= Okankolo Constituency =

Electoral constituency in the Oshikoto region of northern Namibia

Okankolo constituency (red) in the Oshikoto Region

Okankolo Constituency is an electoral constituency in the Oshikoto Region of Namibia. It had 12,926 inhabitants in 2004 and 8,487 registered voters in 2020. The district capital is the settlement of Okankolo. Settlements in this constituency include Onkumbula, and Omeyantalala.

==Politics==
Okankolo constituency is traditionally a stronghold of the South West Africa People's Organization (SWAPO) party.

===Regional elections===
In the 2004 regional election SWAPO candidate Joseph Imbili received 4,825 of the 4,850 votes cast.

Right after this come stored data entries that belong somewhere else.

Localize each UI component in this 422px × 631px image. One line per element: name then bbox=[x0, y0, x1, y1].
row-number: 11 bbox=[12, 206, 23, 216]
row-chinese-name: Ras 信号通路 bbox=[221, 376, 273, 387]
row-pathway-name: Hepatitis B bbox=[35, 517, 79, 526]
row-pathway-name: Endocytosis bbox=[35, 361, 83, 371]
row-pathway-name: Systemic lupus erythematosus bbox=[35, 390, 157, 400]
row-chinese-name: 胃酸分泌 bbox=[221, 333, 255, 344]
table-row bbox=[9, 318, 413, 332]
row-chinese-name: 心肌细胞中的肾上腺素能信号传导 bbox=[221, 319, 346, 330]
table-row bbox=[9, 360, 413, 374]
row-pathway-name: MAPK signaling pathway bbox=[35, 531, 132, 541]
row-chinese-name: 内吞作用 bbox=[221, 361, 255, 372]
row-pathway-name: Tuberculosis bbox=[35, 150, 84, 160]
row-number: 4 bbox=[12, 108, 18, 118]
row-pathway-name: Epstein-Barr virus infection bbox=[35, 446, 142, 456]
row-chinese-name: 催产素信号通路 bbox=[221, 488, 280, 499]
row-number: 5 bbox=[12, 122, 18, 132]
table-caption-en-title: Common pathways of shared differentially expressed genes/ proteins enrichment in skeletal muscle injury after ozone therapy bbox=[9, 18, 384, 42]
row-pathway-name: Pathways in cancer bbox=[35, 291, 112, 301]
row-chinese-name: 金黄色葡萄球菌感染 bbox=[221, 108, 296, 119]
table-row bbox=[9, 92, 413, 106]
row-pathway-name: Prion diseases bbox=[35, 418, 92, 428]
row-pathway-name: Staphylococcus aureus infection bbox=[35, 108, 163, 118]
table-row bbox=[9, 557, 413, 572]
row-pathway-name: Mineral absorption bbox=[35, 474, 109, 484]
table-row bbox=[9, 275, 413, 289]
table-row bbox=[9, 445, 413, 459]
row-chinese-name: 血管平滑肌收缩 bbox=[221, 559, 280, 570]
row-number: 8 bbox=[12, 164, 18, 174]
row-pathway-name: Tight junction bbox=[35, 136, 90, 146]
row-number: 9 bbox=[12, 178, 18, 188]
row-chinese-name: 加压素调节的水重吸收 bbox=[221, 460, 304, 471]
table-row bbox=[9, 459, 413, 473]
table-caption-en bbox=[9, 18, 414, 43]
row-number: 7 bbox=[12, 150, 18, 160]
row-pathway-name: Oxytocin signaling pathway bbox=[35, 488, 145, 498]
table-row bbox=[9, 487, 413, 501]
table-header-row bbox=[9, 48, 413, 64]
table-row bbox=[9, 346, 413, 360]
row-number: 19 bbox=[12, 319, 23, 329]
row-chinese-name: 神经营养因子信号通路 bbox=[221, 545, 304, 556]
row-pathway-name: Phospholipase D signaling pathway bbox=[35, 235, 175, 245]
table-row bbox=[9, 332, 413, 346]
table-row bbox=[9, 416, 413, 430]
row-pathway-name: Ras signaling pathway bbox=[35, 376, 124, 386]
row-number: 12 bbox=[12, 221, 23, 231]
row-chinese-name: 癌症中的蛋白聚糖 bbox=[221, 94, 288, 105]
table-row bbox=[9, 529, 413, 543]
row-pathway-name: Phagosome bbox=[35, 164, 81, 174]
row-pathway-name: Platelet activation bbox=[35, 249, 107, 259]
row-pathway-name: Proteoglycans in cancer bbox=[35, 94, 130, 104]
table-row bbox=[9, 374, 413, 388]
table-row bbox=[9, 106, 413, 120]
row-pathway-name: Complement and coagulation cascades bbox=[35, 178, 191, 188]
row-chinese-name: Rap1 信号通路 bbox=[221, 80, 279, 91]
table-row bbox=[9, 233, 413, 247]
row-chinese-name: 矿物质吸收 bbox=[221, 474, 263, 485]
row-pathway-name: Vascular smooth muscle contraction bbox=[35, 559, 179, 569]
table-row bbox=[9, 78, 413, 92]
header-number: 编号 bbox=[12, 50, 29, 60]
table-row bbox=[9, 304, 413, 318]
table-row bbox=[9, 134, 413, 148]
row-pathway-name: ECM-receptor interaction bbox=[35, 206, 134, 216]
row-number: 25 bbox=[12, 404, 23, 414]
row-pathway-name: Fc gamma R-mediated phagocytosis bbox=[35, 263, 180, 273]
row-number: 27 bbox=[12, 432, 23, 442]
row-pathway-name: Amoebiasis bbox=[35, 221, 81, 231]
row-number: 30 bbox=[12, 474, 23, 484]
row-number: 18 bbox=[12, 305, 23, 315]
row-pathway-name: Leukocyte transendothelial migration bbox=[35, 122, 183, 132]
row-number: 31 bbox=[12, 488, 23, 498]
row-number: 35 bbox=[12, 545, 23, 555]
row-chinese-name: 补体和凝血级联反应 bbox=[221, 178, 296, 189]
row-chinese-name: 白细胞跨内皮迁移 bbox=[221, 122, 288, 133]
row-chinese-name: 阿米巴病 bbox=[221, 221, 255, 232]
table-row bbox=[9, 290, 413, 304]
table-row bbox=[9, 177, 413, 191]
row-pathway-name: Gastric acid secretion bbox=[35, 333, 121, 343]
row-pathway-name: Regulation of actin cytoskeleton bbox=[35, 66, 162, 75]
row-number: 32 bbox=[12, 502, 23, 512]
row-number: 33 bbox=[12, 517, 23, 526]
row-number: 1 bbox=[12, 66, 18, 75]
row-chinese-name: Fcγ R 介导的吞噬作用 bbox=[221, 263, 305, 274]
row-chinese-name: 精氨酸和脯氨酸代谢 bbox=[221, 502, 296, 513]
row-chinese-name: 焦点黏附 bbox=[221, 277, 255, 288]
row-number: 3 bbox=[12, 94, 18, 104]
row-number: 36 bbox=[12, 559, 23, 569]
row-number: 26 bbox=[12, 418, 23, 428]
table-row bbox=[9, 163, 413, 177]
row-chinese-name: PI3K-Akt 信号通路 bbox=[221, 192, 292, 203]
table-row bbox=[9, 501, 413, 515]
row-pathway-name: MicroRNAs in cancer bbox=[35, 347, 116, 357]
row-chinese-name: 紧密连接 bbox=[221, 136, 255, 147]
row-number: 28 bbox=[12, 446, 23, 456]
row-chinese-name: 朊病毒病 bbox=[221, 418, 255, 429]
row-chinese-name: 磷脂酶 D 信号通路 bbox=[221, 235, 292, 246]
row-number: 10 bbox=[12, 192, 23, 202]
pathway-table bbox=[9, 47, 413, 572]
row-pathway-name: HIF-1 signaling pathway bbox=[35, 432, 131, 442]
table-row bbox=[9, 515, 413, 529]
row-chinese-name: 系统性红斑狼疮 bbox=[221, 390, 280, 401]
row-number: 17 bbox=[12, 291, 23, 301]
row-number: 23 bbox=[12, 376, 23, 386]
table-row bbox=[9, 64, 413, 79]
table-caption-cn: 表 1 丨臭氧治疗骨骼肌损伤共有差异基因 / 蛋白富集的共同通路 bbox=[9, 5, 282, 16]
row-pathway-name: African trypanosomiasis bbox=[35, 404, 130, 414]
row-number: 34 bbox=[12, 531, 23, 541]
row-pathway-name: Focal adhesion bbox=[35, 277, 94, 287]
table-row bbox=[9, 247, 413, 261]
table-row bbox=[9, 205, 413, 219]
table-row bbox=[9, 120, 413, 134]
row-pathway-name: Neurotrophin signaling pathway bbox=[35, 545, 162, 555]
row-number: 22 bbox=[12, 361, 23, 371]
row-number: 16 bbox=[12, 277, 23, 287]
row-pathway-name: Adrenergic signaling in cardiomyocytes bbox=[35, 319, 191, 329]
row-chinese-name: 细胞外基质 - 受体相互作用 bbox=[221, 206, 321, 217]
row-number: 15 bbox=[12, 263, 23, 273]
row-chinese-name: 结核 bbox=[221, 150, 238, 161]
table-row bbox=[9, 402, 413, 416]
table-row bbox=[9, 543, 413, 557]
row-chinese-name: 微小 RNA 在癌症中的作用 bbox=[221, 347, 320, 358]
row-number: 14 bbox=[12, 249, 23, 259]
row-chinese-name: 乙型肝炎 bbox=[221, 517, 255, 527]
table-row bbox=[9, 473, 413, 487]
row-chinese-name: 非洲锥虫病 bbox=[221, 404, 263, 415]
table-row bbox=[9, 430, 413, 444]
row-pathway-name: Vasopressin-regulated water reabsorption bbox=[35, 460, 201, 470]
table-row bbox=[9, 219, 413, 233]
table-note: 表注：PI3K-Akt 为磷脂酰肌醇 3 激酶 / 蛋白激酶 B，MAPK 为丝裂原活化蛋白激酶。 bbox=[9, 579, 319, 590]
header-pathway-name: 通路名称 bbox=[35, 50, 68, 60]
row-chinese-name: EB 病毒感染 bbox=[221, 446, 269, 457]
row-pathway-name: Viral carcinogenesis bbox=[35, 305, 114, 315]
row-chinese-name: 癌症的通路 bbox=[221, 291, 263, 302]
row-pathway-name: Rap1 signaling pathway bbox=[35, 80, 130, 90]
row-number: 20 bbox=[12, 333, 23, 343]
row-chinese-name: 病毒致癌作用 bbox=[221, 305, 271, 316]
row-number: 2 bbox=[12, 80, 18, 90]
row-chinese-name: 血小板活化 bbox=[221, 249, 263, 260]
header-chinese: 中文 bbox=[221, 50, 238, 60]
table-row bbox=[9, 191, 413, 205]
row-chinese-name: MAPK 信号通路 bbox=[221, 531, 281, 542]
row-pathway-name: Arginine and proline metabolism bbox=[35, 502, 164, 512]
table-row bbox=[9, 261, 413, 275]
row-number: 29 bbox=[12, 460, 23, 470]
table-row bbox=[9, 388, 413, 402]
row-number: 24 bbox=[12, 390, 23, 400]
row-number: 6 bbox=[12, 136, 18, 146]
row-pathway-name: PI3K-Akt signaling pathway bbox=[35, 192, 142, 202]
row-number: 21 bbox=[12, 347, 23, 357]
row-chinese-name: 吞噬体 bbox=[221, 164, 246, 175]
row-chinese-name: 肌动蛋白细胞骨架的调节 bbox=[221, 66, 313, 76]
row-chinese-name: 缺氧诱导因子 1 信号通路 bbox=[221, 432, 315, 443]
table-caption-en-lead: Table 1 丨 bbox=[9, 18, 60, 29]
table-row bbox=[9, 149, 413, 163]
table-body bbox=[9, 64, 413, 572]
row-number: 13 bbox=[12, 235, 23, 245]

In the 2015 local and regional elections the SWAPO candidate won uncontested and became councillor after no opposition party nominated a candidate. The SWAPO candidate also won the 2020 regional election. Hans Nambondi received 2,961 votes, well ahead of Wilhelm Thomas of the Independent Patriots for Change (IPC), an opposition party formed in August 2020, with 671 votes.

===National elections===
In the 2009 general election, incumbent President and SWAPO candidate Hifikepunye Pohamba received 96% of the votes for President.